Torsion may occur with no specific cause, but there are risk factors like bowel movement, bladder changes, and changes in uterine size during pregnancy, intra-abdominal pressure during vomiting, coughing or abdominal trauma.7 The incidence of ovarian torsion is about 1.5 times more frequent on the right side than on the left because of the narrow space on the left side due to the sigmoid colon as well as the increased bowel movement of the terminal ileum and cecum on the right side. The most common symptom of ovarian torsion is acute lower abdominal pain. The pain is usually aggravated during elevation, exercise and coitus. It is accompanied by nausea, vomiting and anxiety due to a sensitized autonomic nervous system. The most important sign in physical examination is a palpable intrapelvic mass. If it is complicated with infarction, fever and leukocytosis may present. The period of symptoms can be variable from a few hours to a few months, but sometimes, there may be no symptoms at all.

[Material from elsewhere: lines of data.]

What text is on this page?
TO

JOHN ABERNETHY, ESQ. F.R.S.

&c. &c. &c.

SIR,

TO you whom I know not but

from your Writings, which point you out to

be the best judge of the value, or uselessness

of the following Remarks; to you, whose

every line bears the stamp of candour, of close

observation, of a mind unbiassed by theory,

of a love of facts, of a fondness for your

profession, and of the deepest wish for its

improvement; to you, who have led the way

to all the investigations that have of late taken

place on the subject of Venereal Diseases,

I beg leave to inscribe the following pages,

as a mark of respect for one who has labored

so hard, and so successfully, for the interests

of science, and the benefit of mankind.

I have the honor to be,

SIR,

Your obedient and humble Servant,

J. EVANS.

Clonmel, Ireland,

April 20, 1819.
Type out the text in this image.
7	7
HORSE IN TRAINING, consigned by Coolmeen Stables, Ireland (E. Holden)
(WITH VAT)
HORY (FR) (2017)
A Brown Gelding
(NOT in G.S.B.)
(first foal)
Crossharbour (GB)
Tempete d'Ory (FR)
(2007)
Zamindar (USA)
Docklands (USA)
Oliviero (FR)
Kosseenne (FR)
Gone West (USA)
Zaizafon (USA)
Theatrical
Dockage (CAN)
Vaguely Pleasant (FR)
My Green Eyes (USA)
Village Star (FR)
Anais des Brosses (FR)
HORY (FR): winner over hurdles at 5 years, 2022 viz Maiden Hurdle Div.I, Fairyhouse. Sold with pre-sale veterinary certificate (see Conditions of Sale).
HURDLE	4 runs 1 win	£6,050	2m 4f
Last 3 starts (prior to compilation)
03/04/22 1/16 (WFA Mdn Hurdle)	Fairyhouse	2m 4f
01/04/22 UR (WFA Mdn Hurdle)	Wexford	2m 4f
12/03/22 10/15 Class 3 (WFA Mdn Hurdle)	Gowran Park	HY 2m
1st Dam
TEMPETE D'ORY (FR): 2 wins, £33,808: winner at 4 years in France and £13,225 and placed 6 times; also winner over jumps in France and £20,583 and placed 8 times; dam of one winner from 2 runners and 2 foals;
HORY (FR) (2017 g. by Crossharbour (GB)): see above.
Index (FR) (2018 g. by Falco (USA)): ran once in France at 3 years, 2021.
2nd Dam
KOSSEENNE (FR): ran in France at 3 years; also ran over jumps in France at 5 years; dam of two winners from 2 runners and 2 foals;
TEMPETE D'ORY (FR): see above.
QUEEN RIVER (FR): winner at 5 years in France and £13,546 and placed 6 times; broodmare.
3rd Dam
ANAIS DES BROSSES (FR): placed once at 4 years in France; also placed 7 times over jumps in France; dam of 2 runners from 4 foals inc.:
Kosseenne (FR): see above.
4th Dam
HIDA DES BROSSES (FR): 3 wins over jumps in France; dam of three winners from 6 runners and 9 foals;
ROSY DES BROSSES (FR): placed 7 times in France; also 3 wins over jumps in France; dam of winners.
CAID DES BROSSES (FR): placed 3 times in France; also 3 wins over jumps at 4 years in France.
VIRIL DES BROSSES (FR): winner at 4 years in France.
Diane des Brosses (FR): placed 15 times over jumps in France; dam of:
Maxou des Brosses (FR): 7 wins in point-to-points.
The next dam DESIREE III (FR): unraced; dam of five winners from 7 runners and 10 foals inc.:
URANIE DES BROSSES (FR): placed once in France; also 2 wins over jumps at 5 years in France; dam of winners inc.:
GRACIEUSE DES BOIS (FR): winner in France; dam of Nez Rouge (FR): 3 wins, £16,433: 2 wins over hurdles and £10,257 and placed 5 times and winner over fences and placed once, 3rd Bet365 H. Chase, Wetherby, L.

The diagnosis of ovarian torsion is nonspecific, and it is suspected on the basis of peritoneal signs, sonographic findings such as cystic, mixed pelvic mass and fluid collection in the Douglas pouch. Recent studies have reported that color Doppler flow can be used as a diagnostic tool by proofing ovarian arterial and venous flow, but partial torsion of the ovary cannot be observed by color Doppler due to the dual blood supply of the ovary.8
Menopausal women with acute abdominal pain and a palpable mass in the adnexa usually have the probability of an ovarian tumor with a chance of torsion. However, it is not easy to diagnose before surgical treatment due to nonspecific symptoms, clinical and physical findings and radiographic findings. It is difficult to differentially diagnose from other emergent conditions. The treatment of ovarian tumor in menopausal women is generally total hysterectomy and bilateral salpingo-oophorectomy. With the suspicion of malignancy, an appropriate staging operation is needed. Here we present a successfully treated case of a 77 year old woman with collision tumor composed of dermoid cyst and fibrothecoma in the right ovary with a review of literature.
This study shows that the hormonal changes caused by sex cord stromal tumor can cause postmenopausal uterine bleeding and can have significant influence on collision tumors involving dermoid cysts and fibrothecoma. The torsion of this kind of unique combination of tumors has never been reported, thus this study has its remarkability.